Il n’empêche que les personnages secondaires m’ont plus marquée et intéressée que nos deux héros : Chiron, d’abord, le sage centaure, Briséis ensuite, sa force et sa dignité, et Ulysse bien sûr, le renard rusé qui s’efforce aussi de faire preuve de décence et de compassion, une figure complexe qui joue également un rôle très important dans Circé. J’ai également relevé une incohérence qui m’a gênée, et tous ces (petits) détails font que je n’ai mis que quatre étoiles sur cinq à ce roman. Pour autant, je ne boude pas mon plaisir car j’ai passé un très bon moment de lecture et j’ai apprécié le twist final qui m’a presque donné envie de relire immédiatement le livre à la lumière de ce que je venais d’apprendre.

En conclusion, je dirais que Le Chant d’Achille est un excellent premier roman qui, malgré ses (légers) défauts, met en lumière l’indéniable talent de son autrice et ouvre la voie au génial Circé. (Je vous recommande d’ailleurs de les lire dans l’ordre chronologique, contrairement à moi, ne serait-ce que pour la continuité au niveau de l’histoire d’Ulysse.) Et je remercie Audrey d’avoir partagé cette lecture avec moi, nos échanges l’ayant rendue encore plus intéressante !

Cette lecture me permet de valider la catégorie « Chante-moi une chanson, Sassenach » dans le menu « Automne douceur de vivre » du Pumpkin Autumn Challenge 2022. Avec Le Chant d’Achille, je coche en effet la case « mythe et légende ».

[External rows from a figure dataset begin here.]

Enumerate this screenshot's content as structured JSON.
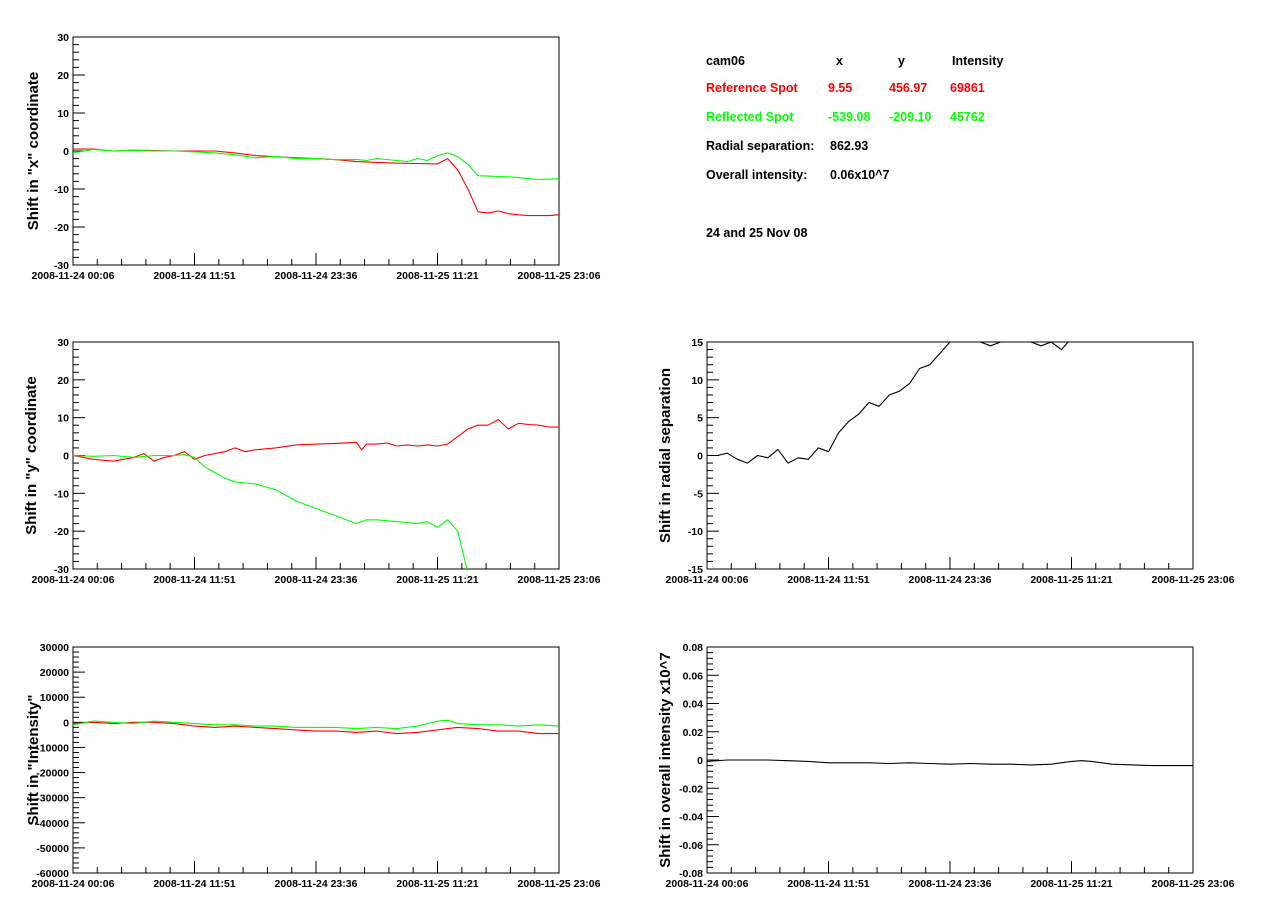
{
  "info": {
    "camera": "cam06",
    "col_x": "x",
    "col_y": "y",
    "col_intensity": "Intensity",
    "reference": {
      "label": "Reference Spot",
      "x": "9.55",
      "y": "456.97",
      "intensity": "69861",
      "color": "#ff0000"
    },
    "reflected": {
      "label": "Reflected Spot",
      "x": "-539.08",
      "y": "-209.10",
      "intensity": "45762",
      "color": "#00ff00"
    },
    "radial_label": "Radial separation:",
    "radial_value": "862.93",
    "overall_label": "Overall intensity:",
    "overall_value": "0.06x10^7",
    "date_note": "24 and 25 Nov 08"
  },
  "chart_data": [
    {
      "id": "x-shift",
      "type": "line",
      "ylabel": "Shift in \"x\" coordinate",
      "xlim": [
        0,
        48
      ],
      "ylim": [
        -30,
        30
      ],
      "yticks": [
        -30,
        -20,
        -10,
        0,
        10,
        20,
        30
      ],
      "ytick_labels": [
        "-30",
        "-20",
        "-10",
        "0",
        "10",
        "20",
        "30"
      ],
      "xticks": [
        0,
        12,
        24,
        36,
        48
      ],
      "xtick_labels": [
        "2008-11-24 00:06",
        "2008-11-24 11:51",
        "2008-11-24 23:36",
        "2008-11-25 11:21",
        "2008-11-25 23:06"
      ],
      "series": [
        {
          "color": "#ff0000",
          "x": [
            0,
            2,
            4,
            6,
            8,
            10,
            12,
            14,
            16,
            18,
            20,
            22,
            24,
            26,
            28,
            30,
            32,
            34,
            36,
            37,
            38,
            39,
            40,
            41,
            42,
            43,
            44,
            45,
            46,
            47,
            48
          ],
          "y": [
            0.5,
            0.5,
            0,
            0.2,
            0.1,
            0,
            0,
            0,
            -0.5,
            -1.2,
            -1.5,
            -1.8,
            -2,
            -2.3,
            -2.8,
            -3,
            -3.2,
            -3.3,
            -3.4,
            -2,
            -5,
            -10,
            -16,
            -16.3,
            -15.8,
            -16.5,
            -16.8,
            -17,
            -17,
            -17,
            -16.8
          ]
        },
        {
          "color": "#00ff00",
          "x": [
            0,
            2,
            4,
            6,
            8,
            10,
            12,
            14,
            16,
            18,
            20,
            22,
            24,
            26,
            28,
            29,
            30,
            32,
            33,
            34,
            35,
            36,
            37,
            38,
            39,
            40,
            41,
            42,
            43,
            44,
            45,
            46,
            47,
            48
          ],
          "y": [
            -0.5,
            0.4,
            0,
            0.2,
            0,
            0,
            -0.2,
            -0.5,
            -1,
            -1.8,
            -1.4,
            -2,
            -2,
            -2.3,
            -2.2,
            -2.5,
            -2,
            -2.5,
            -2.8,
            -2,
            -2.5,
            -1.2,
            -0.5,
            -1.5,
            -3.5,
            -6.5,
            -6.6,
            -6.7,
            -6.8,
            -7,
            -7.3,
            -7.5,
            -7.4,
            -7.3
          ]
        }
      ]
    },
    {
      "id": "y-shift",
      "type": "line",
      "ylabel": "Shift in \"y\" coordinate",
      "xlim": [
        0,
        48
      ],
      "ylim": [
        -30,
        30
      ],
      "yticks": [
        -30,
        -20,
        -10,
        0,
        10,
        20,
        30
      ],
      "ytick_labels": [
        "-30",
        "-20",
        "-10",
        "0",
        "10",
        "20",
        "30"
      ],
      "xticks": [
        0,
        12,
        24,
        36,
        48
      ],
      "xtick_labels": [
        "2008-11-24 00:06",
        "2008-11-24 11:51",
        "2008-11-24 23:36",
        "2008-11-25 11:21",
        "2008-11-25 23:06"
      ],
      "series": [
        {
          "color": "#ff0000",
          "x": [
            0,
            2,
            4,
            6,
            7,
            8,
            9,
            10,
            11,
            12,
            13,
            14,
            15,
            16,
            17,
            18,
            20,
            22,
            24,
            26,
            28,
            28.5,
            29,
            30,
            31,
            32,
            33,
            34,
            35,
            36,
            37,
            38,
            39,
            40,
            41,
            42,
            43,
            44,
            45,
            46,
            47,
            48
          ],
          "y": [
            0,
            -1,
            -1.5,
            -0.5,
            0.5,
            -1.5,
            -0.5,
            0,
            1,
            -1,
            0,
            0.5,
            1,
            2,
            1,
            1.5,
            2,
            2.8,
            3,
            3.2,
            3.5,
            1.5,
            3,
            3,
            3.3,
            2.5,
            2.8,
            2.5,
            2.8,
            2.5,
            3,
            5,
            7,
            8,
            8,
            9.5,
            7,
            8.5,
            8.2,
            8,
            7.5,
            7.5
          ]
        },
        {
          "color": "#00ff00",
          "x": [
            0,
            2,
            4,
            6,
            8,
            10,
            11,
            12,
            13,
            14,
            15,
            16,
            18,
            20,
            21,
            22,
            24,
            26,
            28,
            29,
            30,
            32,
            34,
            35,
            36,
            37,
            38,
            38.9
          ],
          "y": [
            0,
            -0.2,
            0,
            -0.5,
            0,
            0,
            0.2,
            -0.5,
            -3,
            -4.5,
            -6,
            -7,
            -7.5,
            -9,
            -10.5,
            -12,
            -14,
            -16,
            -18,
            -17,
            -17,
            -17.5,
            -18,
            -17.5,
            -19,
            -17,
            -20,
            -30
          ]
        }
      ]
    },
    {
      "id": "intensity-shift",
      "type": "line",
      "ylabel": "Shift in \"Intensity\"",
      "xlim": [
        0,
        48
      ],
      "ylim": [
        -60000,
        30000
      ],
      "yticks": [
        -60000,
        -50000,
        -40000,
        -30000,
        -20000,
        -10000,
        0,
        10000,
        20000,
        30000
      ],
      "ytick_labels": [
        "-60000",
        "-50000",
        "-40000",
        "-30000",
        "-20000",
        "-10000",
        "0",
        "10000",
        "20000",
        "30000"
      ],
      "xticks": [
        0,
        12,
        24,
        36,
        48
      ],
      "xtick_labels": [
        "2008-11-24 00:06",
        "2008-11-24 11:51",
        "2008-11-24 23:36",
        "2008-11-25 11:21",
        "2008-11-25 23:06"
      ],
      "series": [
        {
          "color": "#ff0000",
          "x": [
            0,
            2,
            4,
            6,
            8,
            10,
            12,
            14,
            16,
            18,
            20,
            22,
            24,
            26,
            28,
            30,
            32,
            34,
            36,
            37,
            38,
            40,
            42,
            44,
            46,
            48
          ],
          "y": [
            -500,
            0,
            -500,
            0,
            0,
            -500,
            -1500,
            -2000,
            -1500,
            -2000,
            -2500,
            -3000,
            -3500,
            -3500,
            -4000,
            -3500,
            -4500,
            -4000,
            -3000,
            -2500,
            -2000,
            -2500,
            -3500,
            -3500,
            -4500,
            -4500
          ]
        },
        {
          "color": "#00ff00",
          "x": [
            0,
            2,
            4,
            6,
            8,
            10,
            12,
            14,
            16,
            18,
            20,
            22,
            24,
            26,
            28,
            30,
            32,
            34,
            36,
            37,
            38,
            40,
            42,
            44,
            46,
            48
          ],
          "y": [
            -1000,
            500,
            0,
            -500,
            500,
            0,
            -500,
            -1000,
            -1000,
            -1500,
            -1500,
            -2000,
            -2000,
            -2000,
            -2500,
            -2000,
            -2500,
            -1500,
            500,
            800,
            -500,
            -1000,
            -1000,
            -1500,
            -1000,
            -1500
          ]
        }
      ]
    },
    {
      "id": "radial-shift",
      "type": "line",
      "ylabel": "Shift in radial separation",
      "xlim": [
        0,
        48
      ],
      "ylim": [
        -15,
        15
      ],
      "yticks": [
        -15,
        -10,
        -5,
        0,
        5,
        10,
        15
      ],
      "ytick_labels": [
        "-15",
        "-10",
        "-5",
        "0",
        "5",
        "10",
        "15"
      ],
      "xticks": [
        0,
        12,
        24,
        36,
        48
      ],
      "xtick_labels": [
        "2008-11-24 00:06",
        "2008-11-24 11:51",
        "2008-11-24 23:36",
        "2008-11-25 11:21",
        "2008-11-25 23:06"
      ],
      "series": [
        {
          "color": "#000000",
          "x": [
            0,
            1,
            2,
            3,
            4,
            5,
            6,
            7,
            8,
            9,
            10,
            11,
            12,
            13,
            14,
            15,
            16,
            17,
            18,
            19,
            20,
            21,
            22,
            23,
            24,
            25,
            26,
            27,
            28,
            29,
            30,
            31,
            32,
            33,
            34,
            35,
            36,
            37,
            38,
            39,
            40,
            41,
            42
          ],
          "y": [
            0,
            0,
            0.3,
            -0.5,
            -1,
            0,
            -0.3,
            0.8,
            -1,
            -0.3,
            -0.5,
            1,
            0.5,
            3,
            4.5,
            5.5,
            7,
            6.5,
            8,
            8.5,
            9.5,
            11.5,
            12,
            13.5,
            15,
            15.5,
            15.5,
            15,
            14.5,
            15,
            15.5,
            15,
            15,
            14.5,
            15,
            14,
            15.5,
            15.5,
            15.5,
            15.5,
            15.5,
            15.5,
            15.5
          ]
        }
      ]
    },
    {
      "id": "overall-intensity-shift",
      "type": "line",
      "ylabel": "Shift in overall intensity x10^7",
      "xlim": [
        0,
        48
      ],
      "ylim": [
        -0.08,
        0.08
      ],
      "yticks": [
        -0.08,
        -0.06,
        -0.04,
        -0.02,
        0,
        0.02,
        0.04,
        0.06,
        0.08
      ],
      "ytick_labels": [
        "-0.08",
        "-0.06",
        "-0.04",
        "-0.02",
        "0",
        "0.02",
        "0.04",
        "0.06",
        "0.08"
      ],
      "xticks": [
        0,
        12,
        24,
        36,
        48
      ],
      "xtick_labels": [
        "2008-11-24 00:06",
        "2008-11-24 11:51",
        "2008-11-24 23:36",
        "2008-11-25 11:21",
        "2008-11-25 23:06"
      ],
      "series": [
        {
          "color": "#000000",
          "x": [
            0,
            2,
            4,
            6,
            8,
            10,
            12,
            14,
            16,
            18,
            20,
            22,
            24,
            26,
            28,
            30,
            32,
            34,
            36,
            37,
            38,
            40,
            42,
            44,
            46,
            48
          ],
          "y": [
            -0.001,
            0,
            0,
            0,
            -0.0005,
            -0.001,
            -0.002,
            -0.002,
            -0.002,
            -0.0025,
            -0.002,
            -0.0025,
            -0.003,
            -0.0025,
            -0.003,
            -0.003,
            -0.0035,
            -0.003,
            -0.001,
            -0.0005,
            -0.001,
            -0.003,
            -0.0035,
            -0.004,
            -0.004,
            -0.004
          ]
        }
      ]
    }
  ]
}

6 commentaires sur “[Lecture] Madeline Miller – Le Chant d’Achille

  1. Encore merci pour cette chouette lecture commune 🙂
    Je te rejoins complètement sur l’inversion entre Achille et Patrocle même si j’avoue m’être rapidement attachée à ce dernier. Je suis un peu plus réservée sur Ulysse que j’ai trouvé un peu trop fourbe pour moi…
    Ton avis et ton message sur Instagram me donnent vraiment envie de sortir Circé de ma PAL !

    Aimé par 1 personne

    1. Je crois qu’Ulysse s’efforce de faire ce qu’il y a de mieux pour tout le monde, mais sans trop se mettre en danger. A cet égard, Achille est plus courageux puisqu’il n’hésite pas à confronter Agamemnon, même si, après il s’entête par orgueil, avec les conséquences que l’on sait. Je ne dirais pas qu’Ulysse est quelqu’un de juste ou de droit, mais je le trouve plus décent que les autres rois.
      (Et c’est vraiment chouette de pouvoir échanger comme ça sur ce roman !)

      Aimé par 1 personne

    1. Il ne faut pas 😉 Parce que c’est mon métier, je suis bien placée pour savoir que toute traduction est un filtre. Or, je préfère ne pas avoir de filtre entre moi et les mots d’un.e auteur.ice, je privilégie donc la VO dans la mesure du possible (quand il s’agit d’un texte en anglais).